Yesterday was 4th February.
''Dearest'' 18th birthday.
I dont know if I should still call her 'Dearest' or not.
I wished her a happy belated birthday today, and I dont know why, I suddenly teared up when she replied her thanks with that smiley face.
Honestly, I dont know how to described my current feelings right now. It's just a mixed of everything.
She used to be my best friend and fate-mate, she picked me up when I was at my lowest pit. We never had a fight in our two years of friendship until March 2011.
When I decide to stop school and leave her behind.
Truthfully, I felt really bad for leaving her behind, but I cant simply tell her th truth because she might think it's just a excuse of not studying. I wanted to tell her, but didnt instead.
This caused our first and last arguements.
Since then on, I never contact her anymore, totally didnt talked to her.
So when I told her happy birthday through facebook today, I felt really... weird.

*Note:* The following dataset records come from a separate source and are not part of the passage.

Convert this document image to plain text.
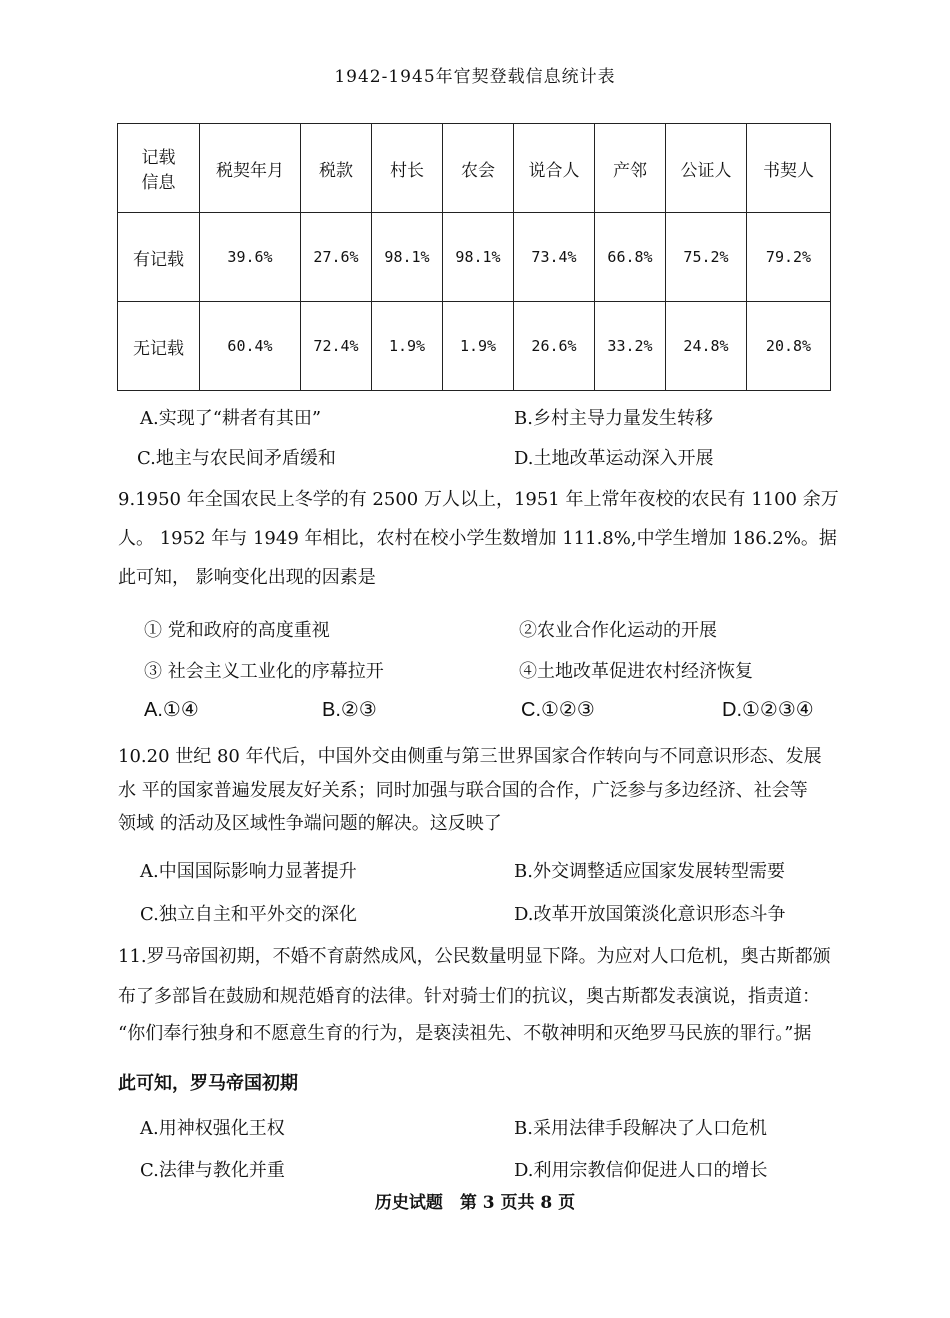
1942-1945年官契登载信息统计表
记载
信息	税契年月	税款	村长	农会	说合人	产邻	公证人	书契人
有记载	39.6%	27.6%	98.1%	98.1%	73.4%	66.8%	75.2%	79.2%
无记载	60.4%	72.4%	1.9%	1.9%	26.6%	33.2%	24.8%	20.8%
A.实现了“耕者有其田”	B.乡村主导力量发生转移
C.地主与农民间矛盾缓和	D.土地改革运动深入开展
9.1950 年全国农民上冬学的有 2500 万人以上，1951 年上常年夜校的农民有 1100 余万
人。 1952 年与 1949 年相比，农村在校小学生数增加 111.8%,中学生增加 186.2%。据
此可知， 影响变化出现的因素是
① 党和政府的高度重视	②农业合作化运动的开展
③ 社会主义工业化的序幕拉开	④土地改革促进农村经济恢复
A.①④	B.②③	C.①②③	D.①②③④
10.20 世纪 80 年代后，中国外交由侧重与第三世界国家合作转向与不同意识形态、发展
水 平的国家普遍发展友好关系；同时加强与联合国的合作，广泛参与多边经济、社会等
领域 的活动及区域性争端问题的解决。这反映了
A.中国国际影响力显著提升	B.外交调整适应国家发展转型需要
C.独立自主和平外交的深化	D.改革开放国策淡化意识形态斗争
11.罗马帝国初期，不婚不育蔚然成风，公民数量明显下降。为应对人口危机，奥古斯都颁
布了多部旨在鼓励和规范婚育的法律。针对骑士们的抗议，奥古斯都发表演说，指责道：
“你们奉行独身和不愿意生育的行为，是亵渎祖先、不敬神明和灭绝罗马民族的罪行。”据
此可知，罗马帝国初期
A.用神权强化王权	B.采用法律手段解决了人口危机
C.法律与教化并重	D.利用宗教信仰促进人口的增长
历史试题　第 3 页共 8 页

I actually miss her... my best friend.
A little message for her,
You're probably thinking I took this friendship for granted. Honestly, that's not my intention. I know I should probably tell you th truth on reasons why I did all this. You have been a greatest best friend in th whole wide world to me and I really appreciate that. I know this might be too late to say all this, but I just wanted to get this message across. I dont need you to forgive me, I just want to convey my feelings to you.
Bottom line is,
I'm sorry,
-
I finally went out with Alicia and co(s) today with Love.
How I'm feeling today was how I used to felt last time.
And, trust me, I dont like it.
I thought things would probably be back to how it used to be, but, guess not:/
I dont know why, I felt so awkward.
It kinda made me feel weird insides, and its not a good feeling.
Sigh.
-
When things are going perfect, life just got to fuck us up again.